The next step for me was to set up some automation to make sure that my test script was run whenever I made any change to the crate. Because my project was already hosted on GitHub, I decided to go with GitHub Actions. I was a bit worried that I would have had to struggle to make it work because my script works by stealing the kernel from the host, and I thought that the GitHub runners could have some protections in place to prevent me from reading the kernel. To my surprise, there were no such restrictions. In fact, I did not have to modify a single line of code to make my tests work in GitHub Actions: check out the workflow file if you’re curious.

Result

In the end, the test suite was able to reproduce the issue with btrfs and anonymous temporary files, as well as show that the fix was working as intended.
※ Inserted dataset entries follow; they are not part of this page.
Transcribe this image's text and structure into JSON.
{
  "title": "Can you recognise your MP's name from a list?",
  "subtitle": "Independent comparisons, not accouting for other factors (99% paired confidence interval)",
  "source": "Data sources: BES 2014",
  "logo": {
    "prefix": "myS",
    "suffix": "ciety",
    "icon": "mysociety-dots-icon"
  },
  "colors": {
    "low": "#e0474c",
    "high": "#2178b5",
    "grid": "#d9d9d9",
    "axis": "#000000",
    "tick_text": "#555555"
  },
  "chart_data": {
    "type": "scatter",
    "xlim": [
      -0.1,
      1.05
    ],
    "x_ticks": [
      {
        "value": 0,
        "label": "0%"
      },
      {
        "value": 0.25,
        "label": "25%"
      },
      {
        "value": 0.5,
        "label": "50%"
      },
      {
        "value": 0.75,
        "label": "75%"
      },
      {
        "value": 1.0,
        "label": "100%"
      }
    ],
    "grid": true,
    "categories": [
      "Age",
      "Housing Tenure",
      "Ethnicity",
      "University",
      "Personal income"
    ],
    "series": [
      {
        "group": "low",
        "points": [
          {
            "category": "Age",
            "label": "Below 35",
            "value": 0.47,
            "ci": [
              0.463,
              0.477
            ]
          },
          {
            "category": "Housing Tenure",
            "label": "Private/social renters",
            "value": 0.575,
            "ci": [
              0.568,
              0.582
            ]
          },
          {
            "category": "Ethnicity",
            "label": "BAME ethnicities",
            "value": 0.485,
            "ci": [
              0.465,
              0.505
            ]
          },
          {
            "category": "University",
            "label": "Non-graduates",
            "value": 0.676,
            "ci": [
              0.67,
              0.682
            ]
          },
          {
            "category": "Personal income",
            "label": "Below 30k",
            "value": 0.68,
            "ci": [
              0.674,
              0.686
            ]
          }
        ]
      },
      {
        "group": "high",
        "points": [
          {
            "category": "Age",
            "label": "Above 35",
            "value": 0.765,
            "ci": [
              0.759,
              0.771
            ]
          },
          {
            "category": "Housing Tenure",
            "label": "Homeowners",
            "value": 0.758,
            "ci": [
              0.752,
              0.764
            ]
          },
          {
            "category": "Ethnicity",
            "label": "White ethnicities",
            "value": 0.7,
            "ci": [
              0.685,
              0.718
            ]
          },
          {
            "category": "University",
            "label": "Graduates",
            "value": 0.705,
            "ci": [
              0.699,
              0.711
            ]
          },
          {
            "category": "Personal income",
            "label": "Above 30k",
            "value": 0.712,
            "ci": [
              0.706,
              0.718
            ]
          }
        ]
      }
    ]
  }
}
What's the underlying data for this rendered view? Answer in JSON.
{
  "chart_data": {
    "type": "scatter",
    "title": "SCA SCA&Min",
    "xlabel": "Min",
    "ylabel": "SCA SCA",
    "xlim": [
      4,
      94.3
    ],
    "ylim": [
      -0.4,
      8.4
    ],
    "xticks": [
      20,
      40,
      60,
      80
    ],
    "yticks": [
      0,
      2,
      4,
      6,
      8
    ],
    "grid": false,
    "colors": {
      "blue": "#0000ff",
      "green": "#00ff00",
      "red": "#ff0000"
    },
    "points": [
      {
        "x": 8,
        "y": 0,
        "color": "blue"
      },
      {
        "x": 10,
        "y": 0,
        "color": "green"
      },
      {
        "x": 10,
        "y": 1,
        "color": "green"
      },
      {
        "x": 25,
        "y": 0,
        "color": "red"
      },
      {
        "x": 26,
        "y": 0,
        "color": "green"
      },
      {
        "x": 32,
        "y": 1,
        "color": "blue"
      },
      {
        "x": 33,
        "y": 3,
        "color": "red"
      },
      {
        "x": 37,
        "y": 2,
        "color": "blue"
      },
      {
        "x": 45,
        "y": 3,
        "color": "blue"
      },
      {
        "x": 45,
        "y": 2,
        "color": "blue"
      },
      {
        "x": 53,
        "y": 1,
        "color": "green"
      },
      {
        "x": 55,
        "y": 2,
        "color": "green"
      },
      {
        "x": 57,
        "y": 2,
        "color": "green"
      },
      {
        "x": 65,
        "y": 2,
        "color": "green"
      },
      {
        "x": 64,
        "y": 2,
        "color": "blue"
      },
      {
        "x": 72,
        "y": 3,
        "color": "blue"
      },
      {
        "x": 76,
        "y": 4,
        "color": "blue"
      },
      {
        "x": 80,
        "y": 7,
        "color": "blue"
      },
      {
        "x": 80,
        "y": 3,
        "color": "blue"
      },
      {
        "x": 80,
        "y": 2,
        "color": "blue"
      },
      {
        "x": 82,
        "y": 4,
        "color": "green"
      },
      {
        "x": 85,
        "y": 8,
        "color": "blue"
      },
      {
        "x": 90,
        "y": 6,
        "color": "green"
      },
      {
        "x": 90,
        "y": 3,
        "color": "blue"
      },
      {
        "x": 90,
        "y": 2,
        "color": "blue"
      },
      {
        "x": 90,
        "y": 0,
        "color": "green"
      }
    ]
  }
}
This is what it looks like (output in the screenshot was trimmed down a bit):

Output showing a failure from the test suite
Output from the run-test.sh script before applying the fix, showing a failure.
Output showing a success from the test suite
Output from the run-test.sh script after applying the fix, showing a success.

Future

I’m pretty satisfied with the general approach of running in a virtual machine and simulating a crash, but the implementation has a huge limitation: because it steals the kernel from the host, it cannot simulate crashes on other kernels, operating systems, or platforms.

I think in the future I’m going to take a look at cross-rs, a cross-platform tool for Rust crates. Cross-rs works kinda in a similar way as my test suite, in that it uses QEMU emulation to run tests. Maybe I can reuse their QEMU images and tweak them to run my crash tests. If that is feasible, then I will be able to extend my test suite to all major platforms and operating systems.